# Buying a lathe at Home Depot...which should I get



## marcuscraft

So I have a bunch of Home Depot gift cards that I have just been sitting around and decided to put them towards a lathe. So for the sake of this argument, the lathe universe consists of just whats available at home depot. Im new to turning, just looking to make simple/smaller items….a few pens, maybe a small bowl or two…and want something benchtop so that I can store it away (I dont have a problem moving/lifting 100 lbs, so thats not a worry). I am also looking for variable speed for the convenience factor. It looks like my 3 choices are:

Nova Comet II
http://www.homedepot.com/p/NOVA-12-in-x-16-1-2-in-Comet-II-Variable-Speed-Wood-Lathe-46300/204488330#.Un5KOuI4ljs

This looks great because it would mean almost $0 out of pocket. From looking at reviews, there seems to be some QA issues with them as well.

General 25-200 M1
http://www.homedepot.com/p/General-International-12-in-x-17-in-Variable-Speed-Maxi-Lathe-VS-25-200-M1/204205750#.Un5KhOI4ljs

The digital readout seems to be pretty cool and the turning head might prove useful for future use. Very little for reviews out there.

Jet 1221VS
http://www.homedepot.com/p/JET-12-in-x-21-in-Variable-Speed-Woodworking-Lathe-719200/204077179#specifications

Largest and most powerful (on paper at least) of the 3.

Any thoughts from anyone out there on the three above?


----------



## Sawdust2012

I'd either go with the Jet or the Nova. If forced to choose right now, I'd do the Nova. Turning is their thing. They make accessories you can attach to the outboard side of the drive. You really cant go wrong with either of the two. I've never had anything from Jet that wasnt top rate.


----------



## waho6o9

+1 for Nova.

http://www.teknatool.com/Infinity_quick_change.htm


----------



## lew

What do you want to turn?

If you are turning pens and small diameter spindles, then I'd get the Nova.

If you expect to do bowls or anything that approached the maximum diameter the lathe supports you'll need more horsepower.


----------



## PaulDoug

The Jet has been around and well proven. If you can believe the horsepower rating it has the most. Best warranty.

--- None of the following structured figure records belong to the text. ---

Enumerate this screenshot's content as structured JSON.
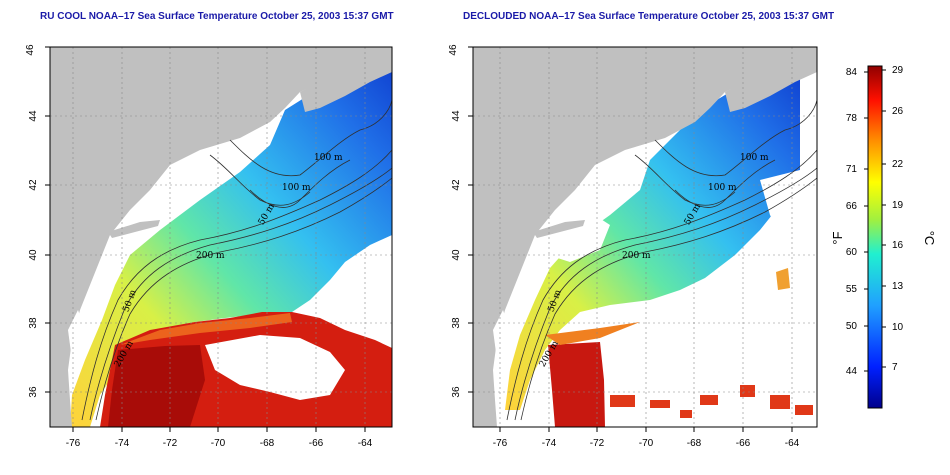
{
  "panels": [
    {
      "title": "RU COOL NOAA–17 Sea Surface Temperature October 25, 2003 15:37 GMT",
      "contour_labels": [
        "100 m",
        "100 m",
        "50 m",
        "200 m",
        "50 m",
        "200 m"
      ],
      "cloud_masked": false
    },
    {
      "title": "DECLOUDED NOAA–17 Sea Surface Temperature October 25, 2003 15:37 GMT",
      "contour_labels": [
        "100 m",
        "100 m",
        "50 m",
        "200 m",
        "50 m",
        "200 m"
      ],
      "cloud_masked": true
    }
  ],
  "axes": {
    "lon_ticks": [
      "-76",
      "-74",
      "-72",
      "-70",
      "-68",
      "-66",
      "-64"
    ],
    "lat_ticks": [
      "36",
      "38",
      "40",
      "42",
      "44",
      "46"
    ]
  },
  "colorbar": {
    "fahrenheit_ticks": [
      "84",
      "78",
      "71",
      "66",
      "60",
      "55",
      "50",
      "44"
    ],
    "celsius_ticks": [
      "29",
      "26",
      "22",
      "19",
      "16",
      "13",
      "10",
      "7"
    ],
    "fahrenheit_unit": "°F",
    "celsius_unit": "°C"
  },
  "colors": {
    "land": "#c0c0c0",
    "title": "#1a1aa8",
    "cloud": "#ffffff"
  }
}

Can run at the slowest speed (important in pen making depending on the type of finish you want to use). That's the one I'd get, if it were me.

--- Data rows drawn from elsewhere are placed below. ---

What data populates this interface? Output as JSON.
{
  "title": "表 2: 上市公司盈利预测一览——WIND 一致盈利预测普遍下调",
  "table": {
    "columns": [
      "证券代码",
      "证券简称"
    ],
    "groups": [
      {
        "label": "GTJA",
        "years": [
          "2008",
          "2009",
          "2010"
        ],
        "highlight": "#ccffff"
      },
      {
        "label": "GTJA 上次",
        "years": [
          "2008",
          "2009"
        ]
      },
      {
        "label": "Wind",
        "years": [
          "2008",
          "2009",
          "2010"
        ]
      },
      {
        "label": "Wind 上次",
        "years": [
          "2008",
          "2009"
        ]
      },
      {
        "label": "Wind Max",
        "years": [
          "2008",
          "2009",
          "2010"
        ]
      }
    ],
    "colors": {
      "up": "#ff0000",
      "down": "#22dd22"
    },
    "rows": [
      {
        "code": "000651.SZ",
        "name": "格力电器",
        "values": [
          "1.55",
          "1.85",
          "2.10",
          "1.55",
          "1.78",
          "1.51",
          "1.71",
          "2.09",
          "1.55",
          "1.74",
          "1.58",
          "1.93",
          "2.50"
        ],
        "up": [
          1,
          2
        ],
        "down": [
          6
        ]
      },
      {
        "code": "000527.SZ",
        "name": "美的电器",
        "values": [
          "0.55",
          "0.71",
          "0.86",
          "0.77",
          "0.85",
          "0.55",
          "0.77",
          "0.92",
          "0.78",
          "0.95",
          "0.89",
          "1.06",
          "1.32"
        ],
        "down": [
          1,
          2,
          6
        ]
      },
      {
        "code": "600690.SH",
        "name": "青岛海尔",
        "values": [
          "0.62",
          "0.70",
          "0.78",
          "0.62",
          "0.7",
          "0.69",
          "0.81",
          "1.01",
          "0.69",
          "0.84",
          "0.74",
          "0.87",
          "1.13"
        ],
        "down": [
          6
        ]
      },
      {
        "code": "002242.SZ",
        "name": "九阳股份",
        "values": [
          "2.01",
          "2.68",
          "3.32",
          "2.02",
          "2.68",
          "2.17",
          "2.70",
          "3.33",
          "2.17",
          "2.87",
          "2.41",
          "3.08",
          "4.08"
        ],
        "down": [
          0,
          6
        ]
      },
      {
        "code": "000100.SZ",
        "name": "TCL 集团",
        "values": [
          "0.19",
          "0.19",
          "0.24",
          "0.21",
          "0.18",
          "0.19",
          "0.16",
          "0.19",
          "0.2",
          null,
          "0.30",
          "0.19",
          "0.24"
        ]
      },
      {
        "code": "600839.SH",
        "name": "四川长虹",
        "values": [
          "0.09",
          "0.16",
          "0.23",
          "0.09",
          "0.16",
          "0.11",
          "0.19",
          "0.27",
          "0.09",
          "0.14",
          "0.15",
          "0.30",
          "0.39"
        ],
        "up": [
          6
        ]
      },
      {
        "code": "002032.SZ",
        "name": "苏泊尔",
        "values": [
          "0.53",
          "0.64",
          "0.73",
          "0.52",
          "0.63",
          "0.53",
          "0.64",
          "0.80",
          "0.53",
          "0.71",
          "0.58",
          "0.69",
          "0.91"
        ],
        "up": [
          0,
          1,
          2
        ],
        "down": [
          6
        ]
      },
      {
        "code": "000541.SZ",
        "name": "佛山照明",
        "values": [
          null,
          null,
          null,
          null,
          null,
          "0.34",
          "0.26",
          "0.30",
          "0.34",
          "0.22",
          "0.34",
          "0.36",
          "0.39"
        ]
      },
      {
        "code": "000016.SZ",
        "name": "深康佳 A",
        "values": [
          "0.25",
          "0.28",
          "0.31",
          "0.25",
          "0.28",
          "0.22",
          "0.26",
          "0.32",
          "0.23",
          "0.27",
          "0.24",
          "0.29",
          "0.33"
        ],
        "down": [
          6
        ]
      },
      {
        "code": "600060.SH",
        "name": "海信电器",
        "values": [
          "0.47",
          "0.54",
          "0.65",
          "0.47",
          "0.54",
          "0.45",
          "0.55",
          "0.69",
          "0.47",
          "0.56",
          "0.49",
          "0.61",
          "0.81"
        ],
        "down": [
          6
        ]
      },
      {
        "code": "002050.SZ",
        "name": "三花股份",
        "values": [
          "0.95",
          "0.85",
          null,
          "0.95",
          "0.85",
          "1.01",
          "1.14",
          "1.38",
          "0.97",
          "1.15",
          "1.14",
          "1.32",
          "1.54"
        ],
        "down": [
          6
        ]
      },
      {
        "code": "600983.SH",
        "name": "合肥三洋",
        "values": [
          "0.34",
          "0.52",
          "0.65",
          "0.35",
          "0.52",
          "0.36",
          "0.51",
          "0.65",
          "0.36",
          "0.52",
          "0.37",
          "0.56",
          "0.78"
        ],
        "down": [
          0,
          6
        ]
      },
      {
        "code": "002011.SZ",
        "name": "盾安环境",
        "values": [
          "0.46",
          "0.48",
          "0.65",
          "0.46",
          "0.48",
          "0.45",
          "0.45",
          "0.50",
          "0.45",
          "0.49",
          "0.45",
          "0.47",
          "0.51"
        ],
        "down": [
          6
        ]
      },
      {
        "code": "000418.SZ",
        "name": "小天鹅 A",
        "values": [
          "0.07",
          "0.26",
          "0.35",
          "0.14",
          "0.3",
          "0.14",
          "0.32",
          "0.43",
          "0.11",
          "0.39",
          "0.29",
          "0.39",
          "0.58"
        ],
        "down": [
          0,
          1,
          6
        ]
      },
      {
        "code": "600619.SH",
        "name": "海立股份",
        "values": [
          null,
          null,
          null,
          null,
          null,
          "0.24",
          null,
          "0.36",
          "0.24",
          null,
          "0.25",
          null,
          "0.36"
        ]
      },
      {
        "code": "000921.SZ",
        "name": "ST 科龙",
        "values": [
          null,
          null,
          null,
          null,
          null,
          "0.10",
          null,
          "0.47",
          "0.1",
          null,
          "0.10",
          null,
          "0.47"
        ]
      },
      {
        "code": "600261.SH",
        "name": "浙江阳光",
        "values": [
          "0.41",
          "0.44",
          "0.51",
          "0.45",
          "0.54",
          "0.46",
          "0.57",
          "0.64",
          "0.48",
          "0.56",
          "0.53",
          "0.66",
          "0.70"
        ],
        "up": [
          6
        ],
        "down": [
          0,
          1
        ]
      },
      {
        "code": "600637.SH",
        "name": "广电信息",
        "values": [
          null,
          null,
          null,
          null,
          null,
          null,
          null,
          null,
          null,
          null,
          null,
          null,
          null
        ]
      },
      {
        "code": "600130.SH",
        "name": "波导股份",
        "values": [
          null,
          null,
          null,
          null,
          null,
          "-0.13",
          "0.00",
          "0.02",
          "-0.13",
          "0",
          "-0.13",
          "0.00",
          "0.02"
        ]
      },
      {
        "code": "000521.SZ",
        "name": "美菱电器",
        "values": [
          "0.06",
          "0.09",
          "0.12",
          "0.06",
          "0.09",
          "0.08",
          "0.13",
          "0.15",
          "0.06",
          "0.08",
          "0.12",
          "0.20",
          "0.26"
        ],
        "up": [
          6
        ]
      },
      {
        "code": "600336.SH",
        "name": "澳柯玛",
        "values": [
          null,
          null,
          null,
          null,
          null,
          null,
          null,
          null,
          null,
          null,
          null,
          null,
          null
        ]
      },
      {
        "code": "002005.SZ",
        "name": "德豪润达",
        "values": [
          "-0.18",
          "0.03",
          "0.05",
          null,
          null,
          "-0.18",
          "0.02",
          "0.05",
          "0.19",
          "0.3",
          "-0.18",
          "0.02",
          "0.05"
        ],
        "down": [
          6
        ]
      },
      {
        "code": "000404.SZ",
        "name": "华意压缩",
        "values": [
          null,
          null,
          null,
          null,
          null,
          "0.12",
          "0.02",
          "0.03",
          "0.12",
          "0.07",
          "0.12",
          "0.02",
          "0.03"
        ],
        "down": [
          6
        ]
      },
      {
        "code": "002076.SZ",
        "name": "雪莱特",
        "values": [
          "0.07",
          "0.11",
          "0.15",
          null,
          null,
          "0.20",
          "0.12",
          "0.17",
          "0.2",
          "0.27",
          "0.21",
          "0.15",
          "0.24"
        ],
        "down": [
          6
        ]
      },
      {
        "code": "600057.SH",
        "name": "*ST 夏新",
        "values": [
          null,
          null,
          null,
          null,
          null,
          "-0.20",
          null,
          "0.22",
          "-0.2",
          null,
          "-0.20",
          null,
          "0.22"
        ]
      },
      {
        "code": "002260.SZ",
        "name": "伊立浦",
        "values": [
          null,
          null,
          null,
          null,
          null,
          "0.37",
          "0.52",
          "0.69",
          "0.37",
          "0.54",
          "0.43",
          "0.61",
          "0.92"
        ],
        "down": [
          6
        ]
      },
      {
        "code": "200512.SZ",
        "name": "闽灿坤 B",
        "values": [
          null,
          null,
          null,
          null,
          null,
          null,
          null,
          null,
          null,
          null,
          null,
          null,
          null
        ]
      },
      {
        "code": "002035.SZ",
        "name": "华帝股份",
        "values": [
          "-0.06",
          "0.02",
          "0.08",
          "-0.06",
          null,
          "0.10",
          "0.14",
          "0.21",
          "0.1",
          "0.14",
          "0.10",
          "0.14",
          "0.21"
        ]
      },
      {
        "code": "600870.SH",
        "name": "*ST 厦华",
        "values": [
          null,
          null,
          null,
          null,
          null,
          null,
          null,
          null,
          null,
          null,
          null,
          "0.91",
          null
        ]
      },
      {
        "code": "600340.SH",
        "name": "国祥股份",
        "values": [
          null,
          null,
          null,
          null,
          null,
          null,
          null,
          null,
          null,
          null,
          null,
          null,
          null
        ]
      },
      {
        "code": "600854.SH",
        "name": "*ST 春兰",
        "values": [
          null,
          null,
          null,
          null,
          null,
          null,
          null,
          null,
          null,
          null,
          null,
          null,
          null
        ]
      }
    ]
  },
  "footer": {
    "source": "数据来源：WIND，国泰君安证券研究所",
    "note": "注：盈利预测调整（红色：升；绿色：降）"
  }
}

One of the most important things if you get into turning, You will spend a lot more money before your are through (well if you really enjoy it, I guess you never get through buying for it).


----------



## Bill7255

I have the Jet. It is very nice lathe. I also have a Delta Midi lathe. The variable speed on the Jet is nice and generally use this lathe, but the Delta is also a good lathe. I don't think you could go wrong with any of them, but my first choice would be the Jet, then Nova. Be prepared to spend on chisels and a sharpening system. For pen turing I bought the Shopsmith pen turning chisels. Three chisels in the set. I don't know if they still sell them. Sorby chisels are also excellent. You will also need a way to sharpen them. I use the Woverine jig with the 8 inch slow speed grinder from Woodcraft. I have the Jet (Tomek) knock off, but haven't master this system. Note, get a cheap set of chisels to practice sharpening. If you like turning, then you can be on the lookout for a used full size lathe. I found a Powermatic 90 for $180. Doesn't have all the bells and whistles, but is rock solid. You need to be more careful if buying a full size lathe.


----------



## JollyGreen67

Marcus, where do you live so as to purchase these lathe's at Home Depot? I didn't know HD sold lathe's.


----------



## marcuscraft

They're all available online and will ship to the store for free. None are actually in stock at the store.


----------



## JollyGreen67

Thanks, never thought about online for HD. I'll pass it along.


----------



## wormil

The Jet is very popular but the Nova is less expensive and is also good from what I read. Both are good companies so the HP ratings are probably correct. I'd be tempted to get the Nova and have money left over. Nova + Delta/Nova chuck will run you $670.00; plan another $100-200 for tools, so $800-900 just to get started.


----------



## PaulDoug

Yep, the lathe is the cheap part of the hobby! Fortunately the expensive part can be spread out over a longer time. You will save on the tool side also if you can get into a turning club. They will show you what is what so you don't waste money on unnecessary items. One thing I will advice, if you go Nova, DO NOT buy the Nova sharpening jig set up. I had one and it ended up in my metal scrap pile. Seriously!


----------



## JollyGreen67

Marcus, go to www.woodturnerscatalog.com for all kinds of turning accessories.


----------



## Darell

Our turning club just purchased two of the Jet 1221 VS lathes this past summer. They have held up well with our class schedule. I don't know much about the Nova. I have the Nova DVR but that's another class of lathe. One thing you might consider is the bed length. The Jet is 21" between centers while the Nova is only 16.5". That could be a limiting factor if you get into pepper mills or longer spindle turnings. Happy Turnings!


----------



## Underdog

I'd say either the Nova or the Jet. They're both decent lathes and use quality materials and parts. I personally haven't used the Nova, but have friends who like them. I have two Jets and the quality is decent, and the warranty is good.


----------